Compared to media giants like Disney and NBCUniversal, Discovery is a relatively small player. When streaming services like Netflix and Hulu are added to the mix, the landscape gets even more competitive. 

"Most of the industry today is on one side: scripted series and scripted movies. It is filled with fantastic companies, Amazon, Netflix, Time Warner, CBS, 21st Century Fox. They are great companies creating great content, but it is a very crowded space,” Discovery CEO David Zaslav said at the company’s upfront presentation to advertisers last week. “There is 20 billion dollars being spent by players that didn’t exist or hardly existed three or four years ago."



So Discovery is trying to adapt and figure out how to embrace streaming video.

For starters, the company is beginning to license its channels to “skinny bundles” like Philo TV. Philo, and competitors like Sling TV and YouTube TV, offering streaming bundles of cable channels at more affordable prices than the traditional cable or satellite bundle.

Discovery has also launched a suite of “go” apps, which make a live feed of the channel,  as well as a robust online library of content, available to pay-TV subscribers. The company says it will roll out similar apps for the Scripps family of channels in the coming months.

"They deliver a meaningful millennial audience that we get to sell to you, and the length of view is often two or three times that of traditional TV,” Zaslav said of the Go apps.

Finally, there is direct-to-consumer. Disney is betting big on going DTC, and other companies, including Viacom, are pondering the right way to offer a direct offering as well. Discovery is no different. Zaslav recently teased out the possibility of launching a DTC service, noting that the company owned all of its content, giving it a vast library to build off.

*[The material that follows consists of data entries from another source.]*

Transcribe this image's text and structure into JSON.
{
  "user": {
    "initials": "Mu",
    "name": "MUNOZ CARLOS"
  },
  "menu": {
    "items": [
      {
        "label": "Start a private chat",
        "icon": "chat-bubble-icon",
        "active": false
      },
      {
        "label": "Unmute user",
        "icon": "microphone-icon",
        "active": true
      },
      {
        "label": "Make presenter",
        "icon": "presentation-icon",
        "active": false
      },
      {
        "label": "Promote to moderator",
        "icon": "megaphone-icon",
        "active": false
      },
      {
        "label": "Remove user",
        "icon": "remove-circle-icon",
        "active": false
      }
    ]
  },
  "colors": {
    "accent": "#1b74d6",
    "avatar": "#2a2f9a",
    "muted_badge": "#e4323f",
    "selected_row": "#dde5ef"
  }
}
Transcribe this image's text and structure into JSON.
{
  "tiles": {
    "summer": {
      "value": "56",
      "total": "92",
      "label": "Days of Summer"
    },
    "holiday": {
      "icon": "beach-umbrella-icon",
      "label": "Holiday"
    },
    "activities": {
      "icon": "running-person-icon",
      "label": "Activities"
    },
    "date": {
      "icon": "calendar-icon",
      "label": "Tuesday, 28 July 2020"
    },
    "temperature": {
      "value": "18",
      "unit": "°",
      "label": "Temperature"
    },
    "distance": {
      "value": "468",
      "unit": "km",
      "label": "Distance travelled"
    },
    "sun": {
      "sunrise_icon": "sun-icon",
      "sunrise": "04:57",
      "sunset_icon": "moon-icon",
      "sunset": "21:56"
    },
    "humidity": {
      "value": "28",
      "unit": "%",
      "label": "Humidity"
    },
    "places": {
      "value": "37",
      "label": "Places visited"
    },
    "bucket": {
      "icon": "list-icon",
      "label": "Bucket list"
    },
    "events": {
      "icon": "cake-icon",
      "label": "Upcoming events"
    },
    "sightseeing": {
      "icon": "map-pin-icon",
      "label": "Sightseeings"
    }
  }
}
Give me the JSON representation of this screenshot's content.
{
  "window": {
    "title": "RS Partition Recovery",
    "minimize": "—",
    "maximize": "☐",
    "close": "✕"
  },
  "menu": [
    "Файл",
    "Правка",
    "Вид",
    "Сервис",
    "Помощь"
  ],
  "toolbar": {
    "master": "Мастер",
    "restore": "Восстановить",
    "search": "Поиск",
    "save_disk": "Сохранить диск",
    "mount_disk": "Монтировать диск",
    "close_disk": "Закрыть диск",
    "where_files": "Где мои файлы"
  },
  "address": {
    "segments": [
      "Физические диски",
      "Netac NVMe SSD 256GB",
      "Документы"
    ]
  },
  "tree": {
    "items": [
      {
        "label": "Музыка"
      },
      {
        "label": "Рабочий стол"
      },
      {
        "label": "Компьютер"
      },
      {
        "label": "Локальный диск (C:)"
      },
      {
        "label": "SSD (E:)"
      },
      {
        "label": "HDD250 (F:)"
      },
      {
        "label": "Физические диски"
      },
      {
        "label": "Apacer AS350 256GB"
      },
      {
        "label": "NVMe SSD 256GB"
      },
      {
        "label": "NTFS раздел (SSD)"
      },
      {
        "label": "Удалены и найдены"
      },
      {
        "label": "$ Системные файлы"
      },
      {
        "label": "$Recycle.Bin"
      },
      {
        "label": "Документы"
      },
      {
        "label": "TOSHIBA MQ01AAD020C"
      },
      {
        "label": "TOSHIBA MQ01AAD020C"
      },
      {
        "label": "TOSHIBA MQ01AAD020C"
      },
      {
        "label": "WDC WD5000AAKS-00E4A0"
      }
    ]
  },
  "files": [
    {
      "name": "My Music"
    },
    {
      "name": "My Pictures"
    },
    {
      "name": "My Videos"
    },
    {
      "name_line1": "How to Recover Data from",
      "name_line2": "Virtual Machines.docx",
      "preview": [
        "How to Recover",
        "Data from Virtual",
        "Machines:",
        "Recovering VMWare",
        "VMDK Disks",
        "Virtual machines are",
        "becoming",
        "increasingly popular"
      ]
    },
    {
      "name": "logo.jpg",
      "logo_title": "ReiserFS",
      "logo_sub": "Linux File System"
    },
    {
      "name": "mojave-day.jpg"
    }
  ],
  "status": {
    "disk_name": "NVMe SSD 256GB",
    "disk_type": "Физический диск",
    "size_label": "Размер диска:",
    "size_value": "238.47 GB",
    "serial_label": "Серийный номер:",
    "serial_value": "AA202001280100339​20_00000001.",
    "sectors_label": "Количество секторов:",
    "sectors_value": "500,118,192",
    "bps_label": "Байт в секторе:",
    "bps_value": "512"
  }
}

The company is in the process of testing those waters. In Europe, the company offers a streaming sports service from its Eurosport brand. Meanwhile, the company is planning to expand its “Motor Trend” brand to OTT around the world, as well while rebranding its Velocity channel as the Motor Trend Channel.

“We are owners, not renters,” Zaslav said. “If our content shows up on a device, it is us. If it shows up on a mobile player, they bought it from us. In a world where content is traveling to devices globally with more and more buyers looking for content, we have a ton of it.”

Just how far the company pushes that philosophy will be an interesting story to follow.